Thunderstorms can be incredible to experience. From the bright flash of lightning that is often almost to fast too see, to the immense crack of nearby thunder that can make your heart feel like it skips a beat, they truly are a demonstration of the power of nature.
Image Credit: NASA
They are also full of interesting science! For instance, lightning usually carries between 100 million and 1 billion volts of electricity! This allows it to jump all the way from clouds to the ground, and as it does so, some of that energy is transferred to the atoms in the air. This energy is released as light, which is how we see it. 
This means that it is the air itself which determines what the air looks like. On Earth, our air is made up of about 78% nitrogen, 21% oxygen, and a bunch of other gases like water vapor, carbon dioxide and argon. When we put electricity through it, it gives off a characteristic glow:
The Oudin Coil generates up to 50,000 volts of electricity–much much less than a thunderstorm. This allows the electricity to jump about an inch, rather than the miles between clouds or to the ground of an actual lightning strike.

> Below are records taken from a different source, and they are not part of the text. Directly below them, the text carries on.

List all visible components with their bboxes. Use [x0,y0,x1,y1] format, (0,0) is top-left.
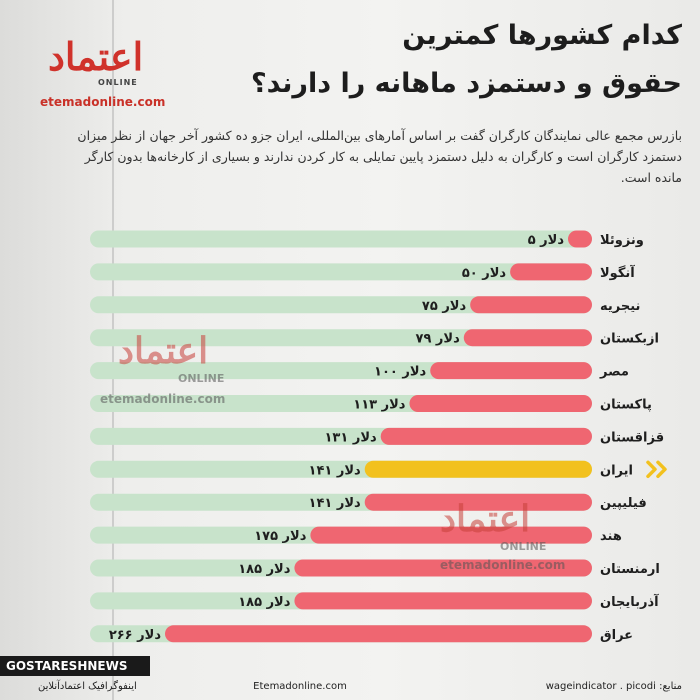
bar [430,362,592,379]
watermark-subtext: ONLINE [178,372,225,385]
title-line-2: حقوق و دستمزد ماهانه را دارند؟ [251,68,682,99]
bar [165,625,592,642]
footer-sources: منابع: wageindicator . picodi [545,681,682,692]
title-line-1: کدام کشورها کمترین [402,20,682,51]
highlight-arrow-icon [658,462,665,476]
bar [381,428,592,445]
bar [294,592,592,609]
watermark-wordmark: اعتماد [118,330,209,372]
category-label: قزاقستان [600,430,665,446]
logo-subtext: ONLINE [98,78,138,87]
value-label: ۵ دلار [527,233,564,248]
bar-track [90,231,592,248]
category-label: ایران [600,463,633,479]
watermark-logo-2 [440,498,546,553]
watermark-site: etemadonline.com [100,392,226,406]
intro-paragraph: بازرس مجمع عالی نمایندگان کارگران گفت بر اساس آمارهای بین‌المللی، ایران جزو ده کشور آخر جهان از نظر میزان دستمزد کارگران است و کارگران به دلیل دستمزد پایین تمایلی به کار کردن ندارند و بسیاری از کارخانه‌ها بدون کارگر مانده است. [77,128,682,185]
value-label: ۱۷۵ دلار [254,529,307,545]
footer-site: Etemadonline.com [253,681,347,692]
bar [510,263,592,280]
partner-badge: GOSTARESHNEWS [0,656,150,676]
value-label: ۱۳۱ دلار [324,430,377,446]
value-label: ۲۶۶ دلار [108,627,161,643]
category-label: ازبکستان [600,331,659,347]
value-label: ۷۵ دلار [421,298,467,314]
category-label: عراق [600,627,634,643]
logo-wordmark: اعتماد [48,34,144,79]
value-label: ۷۹ دلار [415,331,460,347]
category-label: ونزوئلا [600,233,644,248]
brand-site: etemadonline.com [40,95,166,109]
value-label: ۵۰ دلار [461,265,507,281]
bar [568,231,592,248]
category-label: هند [600,529,622,545]
value-label: ۱۸۵ دلار [238,594,291,610]
watermark-subtext-2: ONLINE [500,540,547,553]
watermark-site-2: etemadonline.com [440,558,566,572]
watermark-wordmark-2: اعتماد [440,498,531,540]
value-label: ۱۱۳ دلار [353,397,406,413]
highlight-arrow-icon [648,462,655,476]
category-label: مصر [600,364,629,380]
bar [409,395,592,412]
category-label: نیجریه [600,298,641,314]
category-label: آذربایجان [600,594,659,610]
value-label: ۱۸۵ دلار [238,562,291,577]
bar-chart [0,222,700,662]
category-label: فیلیپین [600,496,647,512]
category-label: پاکستان [600,397,652,413]
value-label: ۱۴۱ دلار [308,496,361,512]
watermark-logo [118,330,224,385]
value-label: ۱۴۱ دلار [308,463,361,479]
footer-credit: اینفوگرافیک اعتمادآنلاین [38,681,137,692]
bar [470,296,592,313]
bar [365,461,592,478]
bar [464,329,592,346]
category-label: ارمنستان [600,562,660,577]
category-label: آنگولا [600,265,635,281]
value-label: ۱۰۰ دلار [374,364,427,380]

However, when it arcs through the air, this still produces a similar look and identical color1.
Lets see what it would look like in a different environment. The beaker in this gif has a bunch of dry ice–which is just solid carbon dioxide–at the bottom. Unlike regular ice, dry ice doesn’t turn into a liquid, but instead skips straight to carbon dioxide gas! This gas is more dense than air, so the beaker ends up full of just carbon dioxide, which is a much different composition than our atmosphere. Check out what happens to the lightning in there!
Unfortunately, we can’t try this particular method with every gas for several reasons. First of all, not all gases are heavier than air. This would make it hard to keep it in the beaker. In addition, other gases might explode, or worse, if exposed to electricity with oxygen around in this way. Still other gases can be very toxic. Fortunately, we have some tubes of gas and a machine that puts electricity through it in a similar way. In this gif, the gas tubes are viewed through a diffraction grating which breaks up the light into the different colors of the rainbow contained within. This is actually a whole different branch of science which is used to figure out what elements different things are made of just by seeing the light that comes from them! Learn more about that here.
Written By: Scott Alton
1People actually report lightning to be many different colors. In general, nearby lightning will have a purple glow due to the composition of the atmosphere, and the central part will look white simply because it is so overpoweringly bright and doesn’t give time for eyes to adjust. Most other colors that are reported are because the lightning is being viewed from a long ways off and the light has to travel through dust, rain, haze, pollution, or other things that can change its color.